One day before the Nevada Republican presidential caucuses, the Monday editions of ABC’s World News Tonight and NBC Nightly News couldn’t help but bask in the possibility that the “unstoppable” Donald Trump could run the table and win the rest of the state-level contests to take the Republican nomination against Bernie Sanders or Hillary Clinton.
World News Tonight anchor David Muir teased the “major” firing in the Ted Cruz campaign but also wondered if Trump is “now unstoppable” as Cruz and Marco Rubio “battl[e] to be the alternative.”
With the Republican race serving as the lead story, Muir declared to viewers:
And we begin with fast-moving developments in the race for the White House. Tonight, we learned of a key resignation on the Republican side, amid the bigger question at this point, can anyone catch up to Donald Trump?
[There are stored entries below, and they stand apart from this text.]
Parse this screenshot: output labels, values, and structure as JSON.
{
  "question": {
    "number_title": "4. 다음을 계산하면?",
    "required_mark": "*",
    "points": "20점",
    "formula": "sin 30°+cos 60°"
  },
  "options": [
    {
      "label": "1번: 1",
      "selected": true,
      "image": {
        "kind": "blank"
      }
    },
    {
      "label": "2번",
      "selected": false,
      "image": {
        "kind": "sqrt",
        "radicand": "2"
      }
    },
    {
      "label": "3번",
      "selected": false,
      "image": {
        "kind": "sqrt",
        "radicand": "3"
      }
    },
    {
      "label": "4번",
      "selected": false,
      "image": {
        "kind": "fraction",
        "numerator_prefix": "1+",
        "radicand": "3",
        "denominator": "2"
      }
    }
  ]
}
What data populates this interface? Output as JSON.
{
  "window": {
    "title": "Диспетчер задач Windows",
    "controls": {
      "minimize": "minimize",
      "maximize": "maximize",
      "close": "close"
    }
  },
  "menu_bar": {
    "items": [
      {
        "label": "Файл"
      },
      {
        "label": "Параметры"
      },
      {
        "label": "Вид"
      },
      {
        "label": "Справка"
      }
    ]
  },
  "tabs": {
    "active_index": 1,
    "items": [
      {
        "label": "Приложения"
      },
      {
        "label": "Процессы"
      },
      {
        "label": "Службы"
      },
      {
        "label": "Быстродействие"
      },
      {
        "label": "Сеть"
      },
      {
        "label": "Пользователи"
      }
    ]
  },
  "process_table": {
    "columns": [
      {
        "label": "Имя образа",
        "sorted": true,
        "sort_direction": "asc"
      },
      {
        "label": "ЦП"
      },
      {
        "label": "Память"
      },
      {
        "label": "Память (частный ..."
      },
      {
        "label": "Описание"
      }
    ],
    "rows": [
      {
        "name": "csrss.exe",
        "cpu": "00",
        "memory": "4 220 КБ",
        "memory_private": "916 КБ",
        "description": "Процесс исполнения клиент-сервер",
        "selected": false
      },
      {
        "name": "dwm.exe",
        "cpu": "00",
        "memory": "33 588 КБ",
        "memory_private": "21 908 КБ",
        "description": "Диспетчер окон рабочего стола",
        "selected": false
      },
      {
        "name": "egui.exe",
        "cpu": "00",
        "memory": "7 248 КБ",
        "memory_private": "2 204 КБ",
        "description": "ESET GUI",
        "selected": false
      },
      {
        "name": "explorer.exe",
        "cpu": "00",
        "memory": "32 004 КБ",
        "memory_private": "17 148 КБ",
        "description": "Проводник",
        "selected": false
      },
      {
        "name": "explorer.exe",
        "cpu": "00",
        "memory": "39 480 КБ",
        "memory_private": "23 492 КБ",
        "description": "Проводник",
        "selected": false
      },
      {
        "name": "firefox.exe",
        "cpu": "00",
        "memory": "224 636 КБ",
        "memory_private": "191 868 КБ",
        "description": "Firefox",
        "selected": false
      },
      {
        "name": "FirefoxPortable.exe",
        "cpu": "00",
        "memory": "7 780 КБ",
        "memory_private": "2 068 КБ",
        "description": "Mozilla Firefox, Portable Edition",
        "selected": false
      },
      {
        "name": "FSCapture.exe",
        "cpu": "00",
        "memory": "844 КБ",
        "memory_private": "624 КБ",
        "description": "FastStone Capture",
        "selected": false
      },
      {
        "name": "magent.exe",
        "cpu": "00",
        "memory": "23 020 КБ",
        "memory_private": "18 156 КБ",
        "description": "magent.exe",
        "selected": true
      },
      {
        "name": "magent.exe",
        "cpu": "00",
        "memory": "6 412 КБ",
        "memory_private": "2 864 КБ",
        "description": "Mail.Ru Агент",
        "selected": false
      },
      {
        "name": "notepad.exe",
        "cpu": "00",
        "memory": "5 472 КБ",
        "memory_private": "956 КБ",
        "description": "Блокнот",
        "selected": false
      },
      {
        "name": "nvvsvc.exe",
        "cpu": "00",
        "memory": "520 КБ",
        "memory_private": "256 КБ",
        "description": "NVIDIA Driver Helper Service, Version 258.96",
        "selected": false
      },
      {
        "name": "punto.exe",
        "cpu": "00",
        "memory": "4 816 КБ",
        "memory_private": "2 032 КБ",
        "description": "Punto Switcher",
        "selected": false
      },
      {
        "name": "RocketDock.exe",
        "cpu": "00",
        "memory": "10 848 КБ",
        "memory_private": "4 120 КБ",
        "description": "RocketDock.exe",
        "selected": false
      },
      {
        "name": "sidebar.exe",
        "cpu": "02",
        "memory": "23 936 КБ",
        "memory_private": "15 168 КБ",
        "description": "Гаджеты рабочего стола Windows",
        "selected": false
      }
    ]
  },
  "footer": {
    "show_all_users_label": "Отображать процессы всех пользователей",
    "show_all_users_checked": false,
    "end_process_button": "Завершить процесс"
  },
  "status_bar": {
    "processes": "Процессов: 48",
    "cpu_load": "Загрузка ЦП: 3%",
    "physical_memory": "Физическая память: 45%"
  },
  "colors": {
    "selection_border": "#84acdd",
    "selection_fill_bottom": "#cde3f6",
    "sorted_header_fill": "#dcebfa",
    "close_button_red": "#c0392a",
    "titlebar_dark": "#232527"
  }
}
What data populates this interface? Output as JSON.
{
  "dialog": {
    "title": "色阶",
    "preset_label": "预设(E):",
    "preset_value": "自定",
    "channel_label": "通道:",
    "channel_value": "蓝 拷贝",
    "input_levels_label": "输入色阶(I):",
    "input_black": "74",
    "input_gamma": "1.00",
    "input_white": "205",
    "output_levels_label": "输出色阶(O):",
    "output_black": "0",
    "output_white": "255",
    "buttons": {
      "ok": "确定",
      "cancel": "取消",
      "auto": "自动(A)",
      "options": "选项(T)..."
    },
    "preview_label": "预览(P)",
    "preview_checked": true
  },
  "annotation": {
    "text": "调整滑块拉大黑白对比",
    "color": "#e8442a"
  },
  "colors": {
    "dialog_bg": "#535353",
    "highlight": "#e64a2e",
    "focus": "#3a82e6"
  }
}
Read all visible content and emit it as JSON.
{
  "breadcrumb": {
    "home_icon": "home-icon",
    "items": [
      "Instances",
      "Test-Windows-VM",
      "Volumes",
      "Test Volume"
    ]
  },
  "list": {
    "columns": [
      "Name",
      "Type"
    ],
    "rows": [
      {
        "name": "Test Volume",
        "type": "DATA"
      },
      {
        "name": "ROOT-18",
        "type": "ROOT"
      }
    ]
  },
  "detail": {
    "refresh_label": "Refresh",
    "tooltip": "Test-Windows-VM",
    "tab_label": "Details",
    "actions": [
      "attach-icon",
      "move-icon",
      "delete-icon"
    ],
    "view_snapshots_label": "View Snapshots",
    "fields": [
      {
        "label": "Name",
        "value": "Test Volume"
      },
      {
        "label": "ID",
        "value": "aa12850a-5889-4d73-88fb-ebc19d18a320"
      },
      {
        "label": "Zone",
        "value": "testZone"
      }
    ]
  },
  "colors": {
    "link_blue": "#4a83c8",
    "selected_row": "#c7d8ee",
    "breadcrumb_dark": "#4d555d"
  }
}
Trump winning big in South Carolina, after a major win in New Hampshire and no Republican who has won both New Hampshire and South Carolina has ever lost the nomination.
Republican campaign correspondent Tom Llamas followed by touting Trump as “feeling so confident about the primaries, he's talking about his White House” after “not just winning South Carolina, but winning big.”
“Tonight, the Republican Party facing facts that if Trump wins Nevada, and romps on Super Tuesday, he may be unstoppable. Several party leaders now rallying around Senator Marco Rubio as the best chance to take him out,” Llamas added.
Over on NBC, anchor Lester Holt led into correspondent Hallie Jackson’s piece from Las Vegas by noting that “Trump is surging, locking up delegates, and time is rapidly running out for his opponents to stop him.”
In the segment, Bloomberg TV/MSNBC host Mark Halperin ruled that “[t]he establishment of the Republican Party is waking up to the fact that within a couple of weeks, Donald Trump could be unstoppable, fully in control and the Republican nominee.”
Highlighting the recent history of GOP nomination contests in which no candidate has not secured the eventual nod after winning both New Hampshire and South Carolina, Jackson mentioned that “some now [are] starting to accept reality.”
Token establishment Republican and MSNBC political analyst Michael Steele piggybacked on this claim with this soundbite: “Any conversation at this stage about stopping Donald Trump is a lot of wishful thing. Right now, he's leading in 10 out of 14 states. You tell me who stops him.”
As readers of NewsBusters would recognize, this obsession with Trump by the “big three” networks is nothing new and backed up by their move to devote roughly 60 percent of their 2016 GOP coverage to Trump while the candidates lag behind with significantly less. With the liberal media having arguably settled on the candidate they want to run against Clinton or Sanders, one should expect this fervent devotion to Trump to continue.